A restaurant where we have a moquequa (a seafood stew with coconut milk and dende-palm oil — Mauro refers to this area as Moquequaland) has a TV on playing music DVDs. One is a live show by Lucky Dube, the African singer, another is a compilation of local MTV unplugged shows featuring some artists I know and many I don’t. Among the familiar ones are Rita Lee, Gal Costa and Paralamas — but the rest (they excerpt one song each) I don’t know. The visual format (and to some extent the music as well) is repetitive. The colors and patterns of the sets change with each act, but the singers and guitar players always sit – either on a stool or on a chair — and there are lots of steel string acoustic guitars around them being strummed. I say to C that I think the seated gag is meant to reference a casual get together amongst musicians in someone’s living room or at a corner bar among friends — as often does happen here in Brasil. It’s meant to signify “informality” — though in this context it's anything but informal. Informality formalized.

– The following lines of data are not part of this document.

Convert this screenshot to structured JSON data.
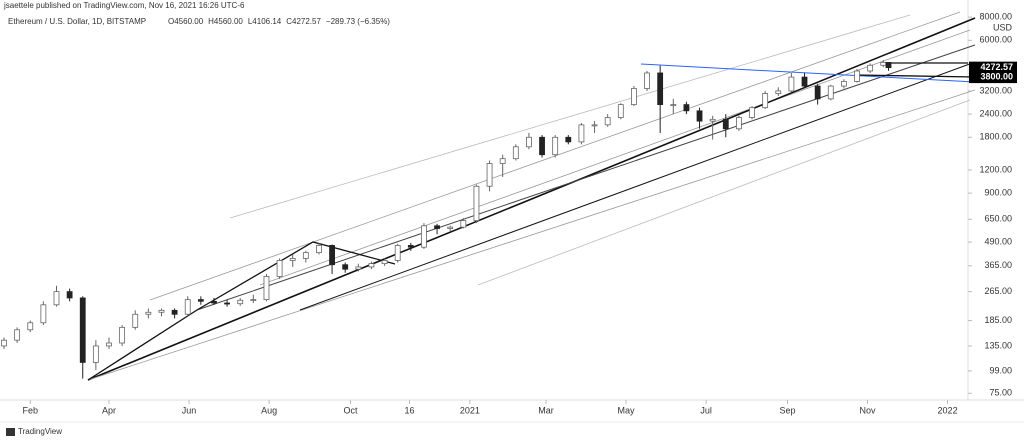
{
  "header": "jsaettele published on TradingView.com, Nov 16, 2021 16:26 UTC-6",
  "footer": "TradingView",
  "chart_data": {
    "type": "candlestick",
    "symbol": "Ethereum / U.S. Dollar, 1D, BITSTAMP",
    "legend_values": [
      "O4560.00",
      "H4560.00",
      "L4106.14",
      "C4272.57",
      "−289.73 (−6.35%)"
    ],
    "y_axis_unit": "USD",
    "log_scale": true,
    "grid": false,
    "up_color": "#666666",
    "down_color": "#222222",
    "x": [
      0,
      10,
      20,
      30,
      40,
      50,
      60,
      70,
      80,
      90,
      100,
      110,
      120,
      130,
      140,
      150,
      160,
      170,
      180,
      190,
      200,
      210,
      220,
      230,
      240,
      250,
      260,
      270,
      280,
      290,
      300,
      310,
      320,
      330,
      340,
      350,
      360,
      370,
      380,
      390,
      400,
      410,
      420,
      430,
      440,
      450,
      460,
      470,
      480,
      490,
      500,
      510,
      520,
      530,
      540,
      550,
      560,
      570,
      580,
      590,
      600,
      610,
      620,
      630,
      640,
      650,
      660,
      670,
      674
    ],
    "open": [
      135,
      145,
      165,
      180,
      225,
      265,
      245,
      110,
      135,
      140,
      170,
      200,
      205,
      210,
      200,
      240,
      235,
      230,
      228,
      238,
      240,
      320,
      390,
      400,
      430,
      470,
      370,
      350,
      360,
      375,
      390,
      470,
      460,
      600,
      580,
      590,
      640,
      980,
      1300,
      1380,
      1600,
      1800,
      1450,
      1800,
      1700,
      2100,
      2100,
      2300,
      2700,
      3300,
      4000,
      2700,
      2700,
      2500,
      2200,
      2250,
      2000,
      2300,
      2600,
      3100,
      3200,
      3800,
      3400,
      2900,
      3400,
      3600,
      4100,
      4400,
      4560
    ],
    "high": [
      150,
      170,
      185,
      235,
      285,
      275,
      250,
      145,
      150,
      175,
      210,
      215,
      215,
      215,
      250,
      250,
      245,
      240,
      245,
      255,
      330,
      400,
      420,
      440,
      485,
      475,
      380,
      375,
      385,
      400,
      480,
      485,
      620,
      615,
      600,
      660,
      1000,
      1350,
      1450,
      1650,
      1900,
      1850,
      1850,
      1850,
      2150,
      2200,
      2400,
      2750,
      3400,
      4100,
      4380,
      2900,
      2800,
      2600,
      2350,
      2400,
      2350,
      2650,
      3200,
      3350,
      4000,
      4000,
      3500,
      3450,
      3700,
      4200,
      4500,
      4700,
      4560
    ],
    "low": [
      130,
      140,
      160,
      175,
      220,
      235,
      90,
      100,
      130,
      135,
      165,
      190,
      195,
      190,
      195,
      225,
      225,
      220,
      222,
      230,
      235,
      310,
      360,
      380,
      420,
      330,
      335,
      340,
      350,
      365,
      380,
      440,
      450,
      540,
      560,
      580,
      620,
      920,
      1100,
      1350,
      1550,
      1400,
      1400,
      1650,
      1650,
      1900,
      2050,
      2250,
      2650,
      3200,
      1900,
      2400,
      2400,
      2000,
      1750,
      1800,
      1950,
      2250,
      2550,
      3000,
      3150,
      3300,
      2700,
      2850,
      3300,
      3550,
      4000,
      4300,
      4106.14
    ],
    "close": [
      145,
      165,
      180,
      225,
      265,
      245,
      110,
      135,
      140,
      170,
      200,
      205,
      210,
      200,
      240,
      235,
      230,
      228,
      238,
      240,
      320,
      390,
      400,
      430,
      470,
      370,
      350,
      360,
      375,
      390,
      470,
      460,
      600,
      580,
      590,
      640,
      980,
      1300,
      1380,
      1600,
      1800,
      1450,
      1800,
      1700,
      2100,
      2100,
      2300,
      2700,
      3300,
      4000,
      2700,
      2700,
      2500,
      2200,
      2250,
      2000,
      2300,
      2600,
      3100,
      3200,
      3800,
      3400,
      2900,
      3400,
      3600,
      4100,
      4400,
      4560,
      4272.57
    ],
    "xlim": [
      0,
      730
    ],
    "xticks": [
      {
        "value": 20,
        "label": "Feb"
      },
      {
        "value": 80,
        "label": "Apr"
      },
      {
        "value": 141,
        "label": "Jun"
      },
      {
        "value": 202,
        "label": "Aug"
      },
      {
        "value": 264,
        "label": "Oct"
      },
      {
        "value": 309,
        "label": "16"
      },
      {
        "value": 355,
        "label": "2021"
      },
      {
        "value": 413,
        "label": "Mar"
      },
      {
        "value": 474,
        "label": "May"
      },
      {
        "value": 535,
        "label": "Jul"
      },
      {
        "value": 597,
        "label": "Sep"
      },
      {
        "value": 658,
        "label": "Nov"
      },
      {
        "value": 719,
        "label": "2022"
      }
    ],
    "ylim": [
      69,
      9300
    ],
    "yticks": [
      {
        "value": 75,
        "label": "75.00"
      },
      {
        "value": 99,
        "label": "99.00"
      },
      {
        "value": 135,
        "label": "135.00"
      },
      {
        "value": 185,
        "label": "185.00"
      },
      {
        "value": 265,
        "label": "265.00"
      },
      {
        "value": 365,
        "label": "365.00"
      },
      {
        "value": 490,
        "label": "490.00"
      },
      {
        "value": 650,
        "label": "650.00"
      },
      {
        "value": 900,
        "label": "900.00"
      },
      {
        "value": 1200,
        "label": "1200.00"
      },
      {
        "value": 1800,
        "label": "1800.00"
      },
      {
        "value": 2400,
        "label": "2400.00"
      },
      {
        "value": 3200,
        "label": "3200.00"
      },
      {
        "value": 6000,
        "label": "6000.00"
      },
      {
        "value": 8000,
        "label": "8000.00"
      }
    ],
    "price_labels": [
      {
        "value": 4272.57,
        "label": "4272.57"
      },
      {
        "value": 3800,
        "label": "3800.00"
      }
    ]
  }
}
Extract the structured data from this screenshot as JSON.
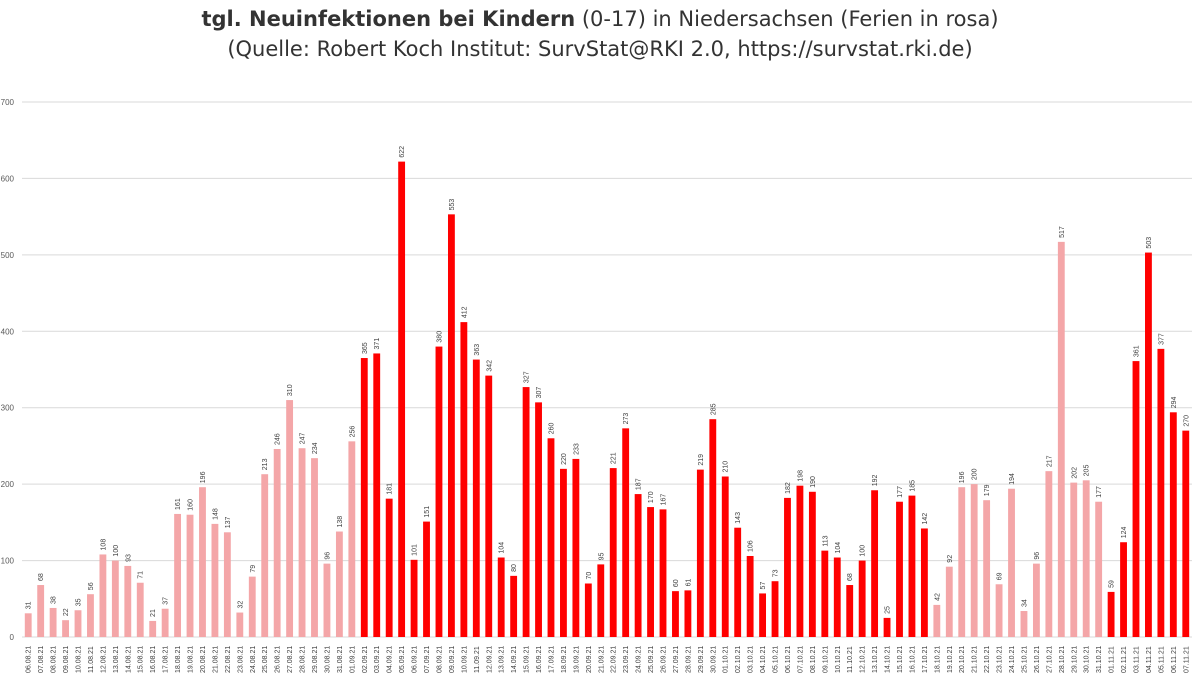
{
  "title": {
    "line1_bold": "tgl. Neuinfektionen bei Kindern",
    "line1_rest": " (0-17) in Niedersachsen (Ferien in rosa)",
    "line2": "(Quelle: Robert Koch Institut: SurvStat@RKI 2.0, https://survstat.rki.de)"
  },
  "colors": {
    "school": "#FF0000",
    "holiday": "#F4A6A8",
    "grid": "#D9D9D9"
  },
  "chart_data": {
    "type": "bar",
    "title": "tgl. Neuinfektionen bei Kindern (0-17) in Niedersachsen (Ferien in rosa)",
    "subtitle": "(Quelle: Robert Koch Institut: SurvStat@RKI 2.0, https://survstat.rki.de)",
    "xlabel": "",
    "ylabel": "",
    "ylim": [
      0,
      700
    ],
    "yticks": [
      0,
      100,
      200,
      300,
      400,
      500,
      600,
      700
    ],
    "grid": true,
    "categories": [
      "06.08.21",
      "07.08.21",
      "08.08.21",
      "09.08.21",
      "10.08.21",
      "11.08.21",
      "12.08.21",
      "13.08.21",
      "14.08.21",
      "15.08.21",
      "16.08.21",
      "17.08.21",
      "18.08.21",
      "19.08.21",
      "20.08.21",
      "21.08.21",
      "22.08.21",
      "23.08.21",
      "24.08.21",
      "25.08.21",
      "26.08.21",
      "27.08.21",
      "28.08.21",
      "29.08.21",
      "30.08.21",
      "31.08.21",
      "01.09.21",
      "02.09.21",
      "03.09.21",
      "04.09.21",
      "05.09.21",
      "06.09.21",
      "07.09.21",
      "08.09.21",
      "09.09.21",
      "10.09.21",
      "11.09.21",
      "12.09.21",
      "13.09.21",
      "14.09.21",
      "15.09.21",
      "16.09.21",
      "17.09.21",
      "18.09.21",
      "19.09.21",
      "20.09.21",
      "21.09.21",
      "22.09.21",
      "23.09.21",
      "24.09.21",
      "25.09.21",
      "26.09.21",
      "27.09.21",
      "28.09.21",
      "29.09.21",
      "30.09.21",
      "01.10.21",
      "02.10.21",
      "03.10.21",
      "04.10.21",
      "05.10.21",
      "06.10.21",
      "07.10.21",
      "08.10.21",
      "09.10.21",
      "10.10.21",
      "11.10.21",
      "12.10.21",
      "13.10.21",
      "14.10.21",
      "15.10.21",
      "16.10.21",
      "17.10.21",
      "18.10.21",
      "19.10.21",
      "20.10.21",
      "21.10.21",
      "22.10.21",
      "23.10.21",
      "24.10.21",
      "25.10.21",
      "26.10.21",
      "27.10.21",
      "28.10.21",
      "29.10.21",
      "30.10.21",
      "31.10.21",
      "01.11.21",
      "02.11.21",
      "03.11.21",
      "04.11.21",
      "05.11.21",
      "06.11.21",
      "07.11.21"
    ],
    "values": [
      31,
      68,
      38,
      22,
      35,
      56,
      108,
      100,
      93,
      71,
      21,
      37,
      161,
      160,
      196,
      148,
      137,
      32,
      79,
      213,
      246,
      310,
      247,
      234,
      96,
      138,
      256,
      365,
      371,
      181,
      622,
      101,
      151,
      380,
      553,
      412,
      363,
      342,
      104,
      80,
      327,
      307,
      260,
      220,
      233,
      70,
      95,
      221,
      273,
      187,
      170,
      167,
      60,
      61,
      219,
      285,
      210,
      143,
      106,
      57,
      73,
      182,
      198,
      190,
      113,
      104,
      68,
      100,
      192,
      25,
      177,
      185,
      142,
      42,
      92,
      196,
      200,
      179,
      69,
      194,
      34,
      96,
      217,
      517,
      202,
      205,
      177,
      59,
      124,
      361,
      503,
      377,
      294,
      270
    ],
    "holiday": [
      true,
      true,
      true,
      true,
      true,
      true,
      true,
      true,
      true,
      true,
      true,
      true,
      true,
      true,
      true,
      true,
      true,
      true,
      true,
      true,
      true,
      true,
      true,
      true,
      true,
      true,
      true,
      false,
      false,
      false,
      false,
      false,
      false,
      false,
      false,
      false,
      false,
      false,
      false,
      false,
      false,
      false,
      false,
      false,
      false,
      false,
      false,
      false,
      false,
      false,
      false,
      false,
      false,
      false,
      false,
      false,
      false,
      false,
      false,
      false,
      false,
      false,
      false,
      false,
      false,
      false,
      false,
      false,
      false,
      false,
      false,
      false,
      false,
      true,
      true,
      true,
      true,
      true,
      true,
      true,
      true,
      true,
      true,
      true,
      true,
      true,
      true,
      false,
      false,
      false,
      false,
      false,
      false,
      false
    ]
  }
}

I’ve seen some of these acts as shows where one artist does a whole set — Gilberto Gil’s and Zeca Pagodinho’s for example — that are funny (in Pagodinho’s case), moving and great-sounding. Sometimes the forced abandonment of full-on production and duplication of the recorded instrumentation lets the essence of some songs be better heard. Sometimes some artists' songs sound even better stripped bare, but for some of the more standard pop artists, it’s more like they simply don’t have any clothes on.
The owners of our pousada tell us that there is a lovely small terreiro (Candomblé temple) in a small town located inland. They all come out for the February 2nd water offerings to Yemanja — when drums accompany boatloads of adherents out into the sea where offerings are placed into the sea for that Goddess. There are often folks going into trance states as well.
A couple of weeks ago an archeological discovery was made between that village and an extremely isolated one on the southern end of the island. There had been interminably slow and incremental progress on putting in a fresh water pipe to that distant town when the diggers hit a large ceramic urn that contained a skeleton. The urn was broken, but not too badly. The owner of our pousada saw it and realized it was probably of archeaological value — and was possibly pre-Tupi (the tribal group that controlled most of the Brazilian coast when the Portuguese arrived). It was too substantial, he reasoned, for the Tupi, who kept small villages and didn’t accumulate stuff.
He put the pieces together and went off in search of professional help, which I can’t imagine would be anywhere local. Sadly, by the time he got back to the site the digging had continued and both the urn and its contents had disappeared.